Accepting $54 billion in federal help to combat the COVID-19 outbreak came with a clause prohibiting airlines from laying off employees. Early on in the crisis, travel demand completely plummeted. Carriers, however, were successful in pressuring employees to take lengthy leaves of absence or early retirement benefits. Numerous pilots—thousands of them—took them up on the offer.

Reps. James Clyburn, D-S.C., the head of the Select Subcommittee on the Coronavirus Crisis, and Carolyn Maloney, D-N.Y., chairwoman of the House Committee on Oversight and Reform, asked the Treasury Department’s watchdog to investigate how airlines used the Covid-19 aid and whether it was used for buyouts or staff reductions in a letter seen by CNBC on Thursday.
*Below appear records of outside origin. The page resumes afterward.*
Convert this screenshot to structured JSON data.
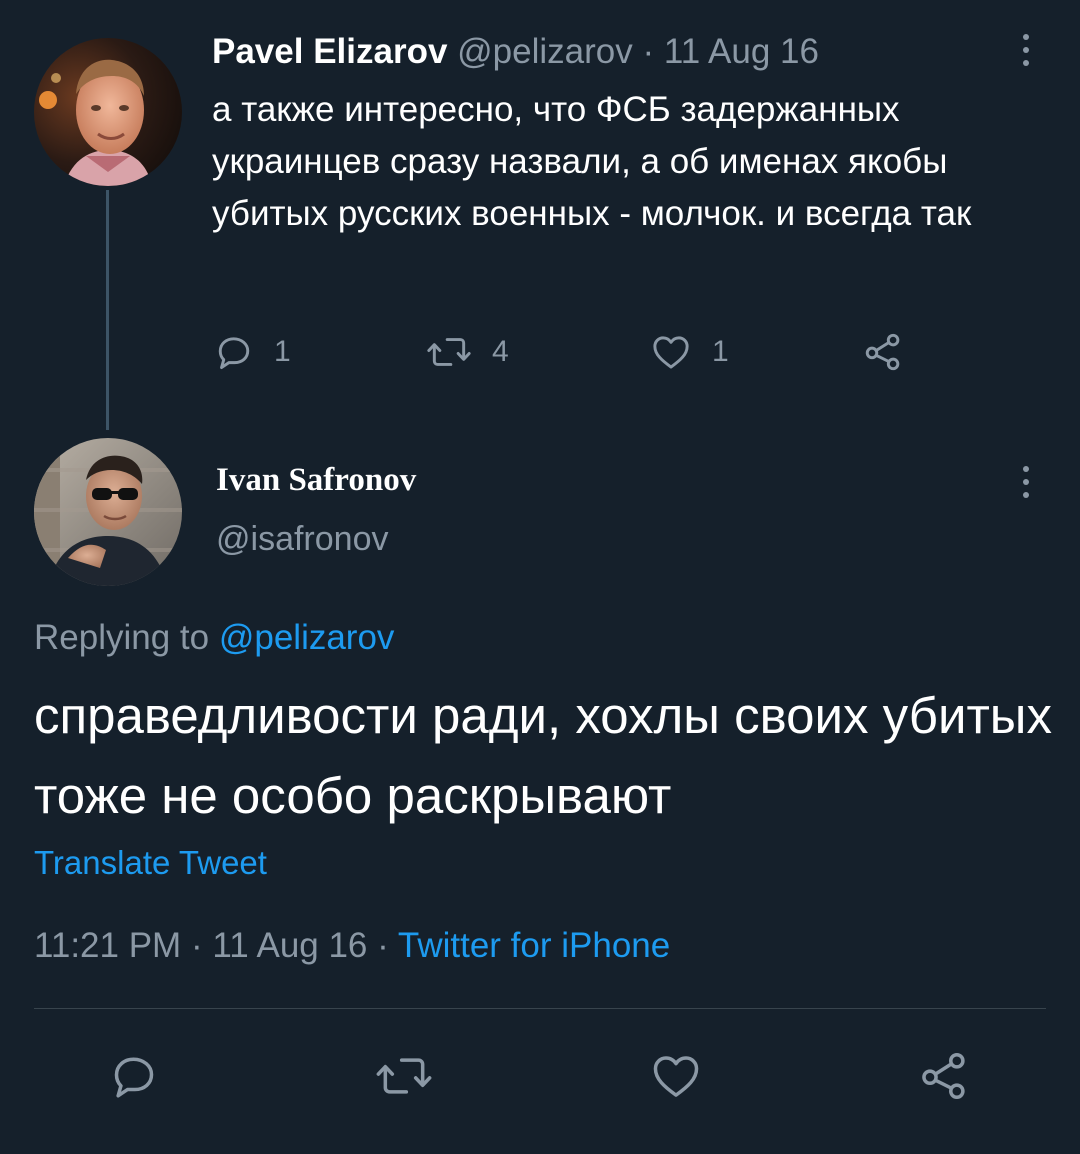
{
  "parent_tweet": {
    "author_name": "Pavel Elizarov",
    "handle": "@pelizarov",
    "separator": "·",
    "date": "11 Aug 16",
    "text": "а также интересно, что ФСБ задержанных украинцев сразу назвали, а об именах якобы убитых русских военных - молчок. и всегда так",
    "actions": {
      "reply_icon": "reply-bubble-icon",
      "reply_count": "1",
      "retweet_icon": "retweet-icon",
      "retweet_count": "4",
      "like_icon": "heart-icon",
      "like_count": "1",
      "share_icon": "share-icon"
    }
  },
  "reply_tweet": {
    "author_name": "Ivan Safronov",
    "handle": "@isafronov",
    "replying_to_label": "Replying to ",
    "replying_to_handle": "@pelizarov",
    "text": "справедливости ради, хохлы своих убитых тоже не особо раскрывают",
    "translate_label": "Translate Tweet",
    "time": "11:21 PM",
    "separator": "·",
    "date": "11 Aug 16",
    "source": "Twitter for iPhone"
  },
  "colors": {
    "background": "#15202b",
    "text_primary": "#ffffff",
    "text_secondary": "#8b98a5",
    "link": "#1d9bf0",
    "divider": "#38444d"
  }
}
The trade association for American, Delta, United, Southwest, and other significant U.S. carriers, Airlines for America, claimed that the cash from the Payroll Support Program “went only to the paychecks of employees, as mandated by law, and carriers have paid back the government loans.”
According to the organisation, “without the PSP, our aviation system would look like Europe, Canada, or other regions that did not have any equivalent programme.” “Or worst, we might not be flying at all if it weren’t for the PSP,” he continued.
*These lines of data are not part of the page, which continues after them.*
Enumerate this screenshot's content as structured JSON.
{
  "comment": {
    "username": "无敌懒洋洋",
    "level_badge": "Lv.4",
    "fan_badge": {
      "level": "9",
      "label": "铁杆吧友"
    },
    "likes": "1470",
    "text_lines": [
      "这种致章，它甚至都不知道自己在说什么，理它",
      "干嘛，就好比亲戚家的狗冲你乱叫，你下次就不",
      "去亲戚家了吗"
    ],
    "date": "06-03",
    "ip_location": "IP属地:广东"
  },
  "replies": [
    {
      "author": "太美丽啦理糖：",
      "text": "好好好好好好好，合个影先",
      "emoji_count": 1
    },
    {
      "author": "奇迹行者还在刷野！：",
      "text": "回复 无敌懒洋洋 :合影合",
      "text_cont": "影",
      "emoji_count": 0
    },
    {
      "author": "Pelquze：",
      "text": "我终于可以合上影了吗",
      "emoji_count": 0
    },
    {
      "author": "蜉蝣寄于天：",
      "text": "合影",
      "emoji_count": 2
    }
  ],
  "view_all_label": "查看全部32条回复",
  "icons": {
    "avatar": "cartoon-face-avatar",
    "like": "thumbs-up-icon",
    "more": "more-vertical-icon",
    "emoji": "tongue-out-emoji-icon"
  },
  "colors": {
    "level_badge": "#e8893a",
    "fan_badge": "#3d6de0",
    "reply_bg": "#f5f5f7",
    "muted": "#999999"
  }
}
The year’s remarkable comeback in travel demand left airlines understaffed, even in the cockpits. As a result, some airlines, notably American and United, cut back on travel, particularly to small cities, or grounded dozens of aircraft. Regional airlines often fly shorter routes, therefore to bolster their own pilot numbers, airlines have hired hundreds of new pilots from those smaller carriers.
This year’s labour shortages have made it more difficult for airlines to recover from common problems like severe weather.
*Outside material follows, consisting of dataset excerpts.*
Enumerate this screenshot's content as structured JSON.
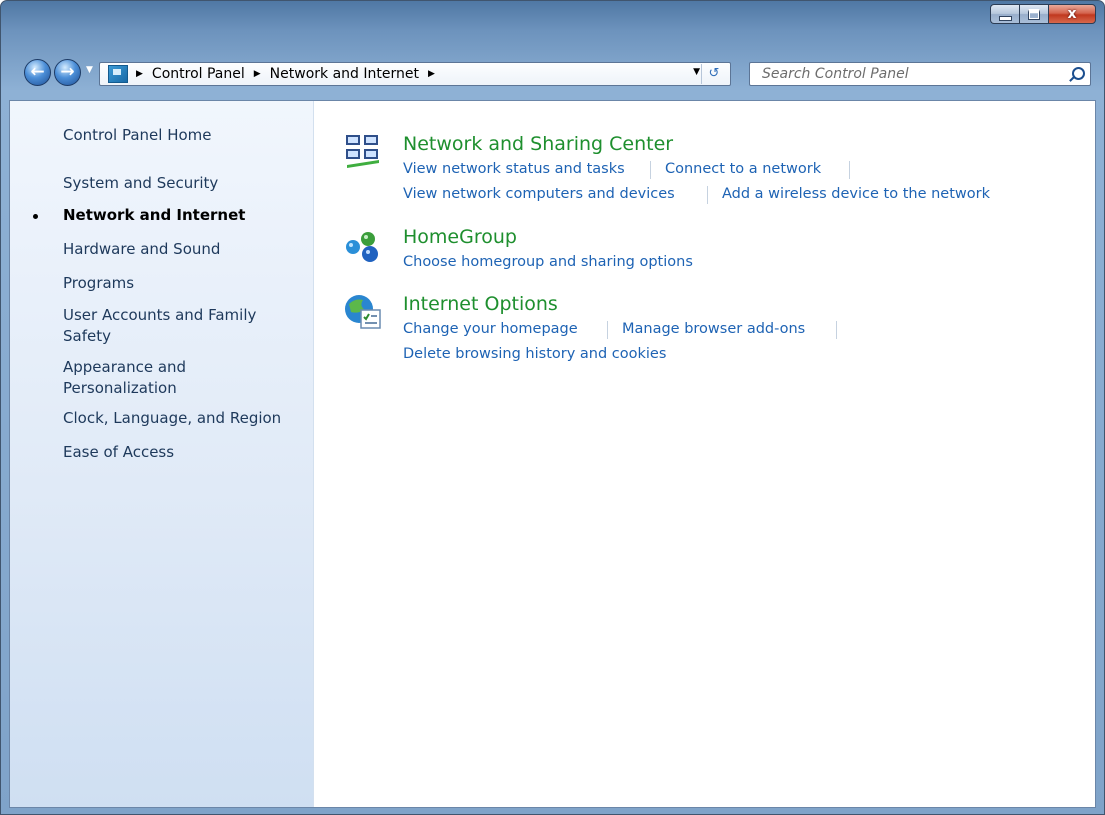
{
  "window": {
    "controls": {
      "minimize": "minimize",
      "maximize": "maximize",
      "close": "x"
    }
  },
  "navbar": {
    "breadcrumb": [
      "Control Panel",
      "Network and Internet"
    ],
    "search_placeholder": "Search Control Panel"
  },
  "sidebar": {
    "items": [
      {
        "label": "Control Panel Home",
        "active": false
      },
      {
        "label": "System and Security",
        "active": false
      },
      {
        "label": "Network and Internet",
        "active": true
      },
      {
        "label": "Hardware and Sound",
        "active": false
      },
      {
        "label": "Programs",
        "active": false
      },
      {
        "label": "User Accounts and Family Safety",
        "active": false
      },
      {
        "label": "Appearance and Personalization",
        "active": false
      },
      {
        "label": "Clock, Language, and Region",
        "active": false
      },
      {
        "label": "Ease of Access",
        "active": false
      }
    ]
  },
  "categories": [
    {
      "title": "Network and Sharing Center",
      "icon": "network-icon",
      "links": [
        "View network status and tasks",
        "Connect to a network",
        "View network computers and devices",
        "Add a wireless device to the network"
      ]
    },
    {
      "title": "HomeGroup",
      "icon": "homegroup-icon",
      "links": [
        "Choose homegroup and sharing options"
      ]
    },
    {
      "title": "Internet Options",
      "icon": "internet-options-icon",
      "links": [
        "Change your homepage",
        "Manage browser add-ons",
        "Delete browsing history and cookies"
      ]
    }
  ],
  "colors": {
    "category_title": "#1e8f2e",
    "link": "#1e63b4",
    "sidebar_text": "#1e395b"
  }
}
Millions of American taxpayers’ travel plans have been disrupted as a result of thousands of flights being delayed or cancelled due to pilot shortages, the legislators claimed in a letter to Richard Delmar, deputy inspector general of the Treasury Department.
Delmar acknowledged receiving the letter and stated that his office intended to reply to the MPs within the next few days.

Treasury Department officials chose not to comment.
Maloney and Clyburn requested the preliminary findings from the watchdog by September 22.
According to the Department of Transportation, U.S. carriers had 456,398 full-time equivalent personnel at the start of 2020. By November of that year, that number had dropped to 363,354. Since more than a year ago, airlines have been actively hiring; as of June, they employed 455,642 full-time equivalents.